Jim got to know Buddy Curry, the 1980 NFL Defensive Rookie of the Year with the Atlanta Falcons through Curry’s Kids & Pros football camps. When he asked Curry for a suggestion, Curry provided a phone number.
“He said, ‘Give this guy a call,’ and he gave me Morten Andersen’s number,” Jim said. “The first thing Morten said is, ‘Can he kick full-size balls?’ He told us he’d meet us over at this field. It was 2 o’clock in the afternoon and the temperature was 105 degrees on the turf. But he stayed out there and took a liking to Parker.
“Morten made him one of the best kickers in the country in six weeks. Morten really went out of his way to help us and turns out Parker has a real knack for kicking. We’re always thankful to Morten and Buddy.”
Both Andersen, set for induction into the Pro Football Hall of Fame this summer, and Curry will be in attendance Friday.
Parker says he’s been practicing virtually every day since the first attempt in March. The goal is to get himself in position as quickly as possible for the next kick.
“I’ve been practicing to kick and get back as fast as I can,” he said. “I think (Vinatieri) took too much time during the kicks. I think I can do it faster.”
He has had a busy spring with Roswell in spring football, camps and practicing for the record attempt, but says his leg with be fresh. He plans to take days off this week and then ice his leg the day before.
“I have 35 balls and can hit all 35 in 60 seconds with my dad holding,” Parker said. “He’s not really that good of a holder.”
Ah, the holder.
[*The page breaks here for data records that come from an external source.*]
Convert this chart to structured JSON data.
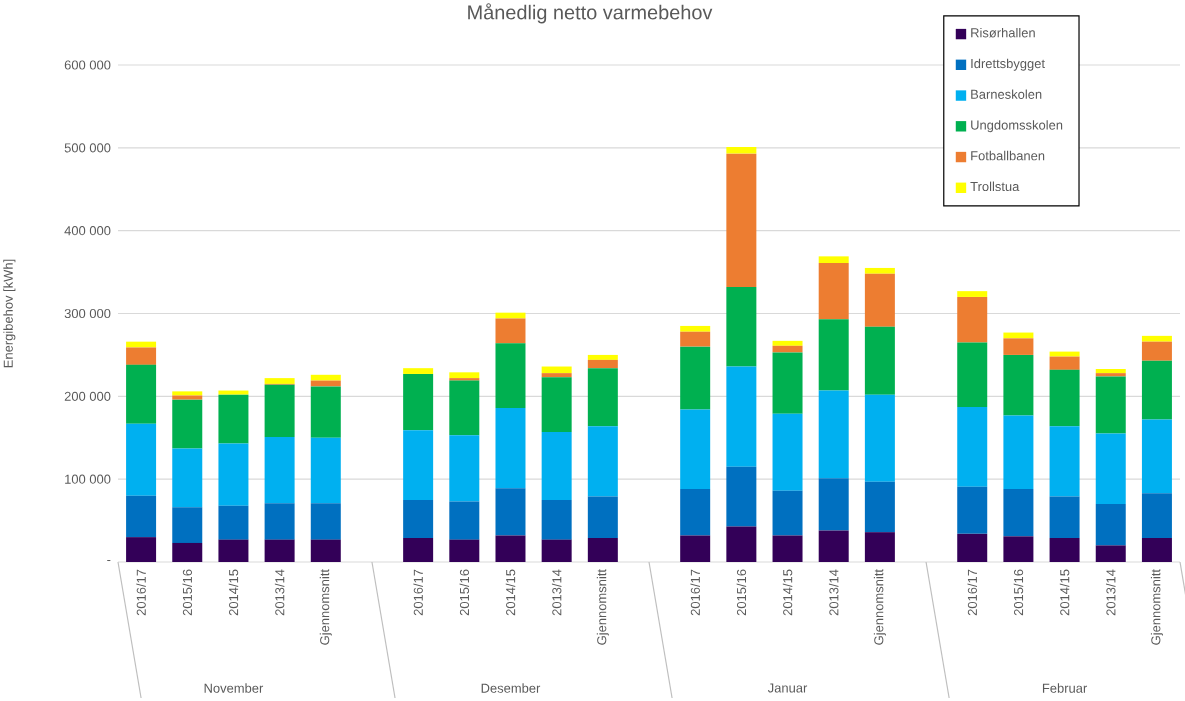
{
  "chart_data": {
    "type": "bar",
    "stacked": true,
    "title": "Månedlig netto varmebehov",
    "ylabel": "Energibehov [kWh]",
    "categories": [
      "2016/17",
      "2015/16",
      "2014/15",
      "2013/14",
      "Gjennomsnitt",
      null,
      "2016/17",
      "2015/16",
      "2014/15",
      "2013/14",
      "Gjennomsnitt",
      null,
      "2016/17",
      "2015/16",
      "2014/15",
      "2013/14",
      "Gjennomsnitt",
      null,
      "2016/17",
      "2015/16",
      "2014/15",
      "2013/14",
      "Gjennomsnitt"
    ],
    "series": [
      {
        "name": "Risørhallen",
        "color": "#330058",
        "values": [
          30000,
          23000,
          27000,
          27000,
          27000,
          null,
          29000,
          27000,
          32000,
          27000,
          29000,
          null,
          32000,
          43000,
          32000,
          38000,
          36000,
          null,
          34000,
          31000,
          29000,
          20000,
          29000
        ]
      },
      {
        "name": "Idrettsbygget",
        "color": "#0070c0",
        "values": [
          50000,
          43000,
          41000,
          44000,
          44000,
          null,
          46000,
          46000,
          57000,
          48000,
          50000,
          null,
          56000,
          72000,
          54000,
          63000,
          61000,
          null,
          57000,
          57000,
          50000,
          50000,
          54000
        ]
      },
      {
        "name": "Barneskolen",
        "color": "#00b0f0",
        "values": [
          87000,
          71000,
          75000,
          80000,
          79000,
          null,
          84000,
          80000,
          97000,
          82000,
          85000,
          null,
          96000,
          121000,
          93000,
          106000,
          105000,
          null,
          96000,
          89000,
          85000,
          85000,
          89000
        ]
      },
      {
        "name": "Ungdomsskolen",
        "color": "#00b050",
        "values": [
          71000,
          59000,
          59000,
          63000,
          62000,
          null,
          68000,
          66000,
          78000,
          66000,
          70000,
          null,
          76000,
          96000,
          74000,
          86000,
          82000,
          null,
          78000,
          73000,
          68000,
          69000,
          71000
        ]
      },
      {
        "name": "Fotballbanen",
        "color": "#ed7d31",
        "values": [
          21000,
          5000,
          0,
          1000,
          7000,
          null,
          0,
          3000,
          30000,
          5000,
          10000,
          null,
          18000,
          161000,
          8000,
          68000,
          64000,
          null,
          55000,
          20000,
          16000,
          4000,
          23000
        ]
      },
      {
        "name": "Trollstua",
        "color": "#ffff00",
        "values": [
          7000,
          5000,
          5000,
          7000,
          7000,
          null,
          7000,
          7000,
          7000,
          8000,
          6000,
          null,
          7000,
          8000,
          6000,
          8000,
          7000,
          null,
          7000,
          7000,
          6000,
          5000,
          7000
        ]
      }
    ],
    "ylim": [
      0,
      600000
    ],
    "yticks": [
      {
        "value": 0,
        "label": "-"
      },
      {
        "value": 100000,
        "label": "100 000"
      },
      {
        "value": 200000,
        "label": "200 000"
      },
      {
        "value": 300000,
        "label": "300 000"
      },
      {
        "value": 400000,
        "label": "400 000"
      },
      {
        "value": 500000,
        "label": "500 000"
      },
      {
        "value": 600000,
        "label": "600 000"
      }
    ],
    "grid": "y",
    "legend": "top right",
    "annotations": [
      "November",
      "Desember",
      "Januar",
      "Februar"
    ]
  }
}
Vinatieri had former Colts punter Pat McAfee for the record attempt. Parker has a bit of a different situation. His regular holder is graduating high school – the last day of classes at Roswell is Thursday – and his family has planned a vacation.
Malcolm Cunningham II, a wide receiver at Georgia Military College, has stepped in and been practicing with Parker over the last few days. Cunningham is the son of a family friend of the Hannons.
Beyond the world record, the Hannons are hoping to raise $20,000 for Kids & Pros and the Pat Tillman Foundation. Vinatieri’s record led to a $15,000 donation to the Tillman Foundation to help military families. You can make a donation by clicking here.
“We didn’t want Vinatieri to think we were trying to belittle him in any way,” Jim said. “The Pat Tillman Foundation was a very noble thing for him to raise money. We told Buddy, ‘Let’s do it for you and Pat Tillman and split the funds. We don’t want to be perceived as this is some kid trying to make an NFL guy trying to look bad.”
Asked about the pressure and the TV cameras expected, Parker says matter of factly, “You can’t really be a good kicker if you do bad under pressure.”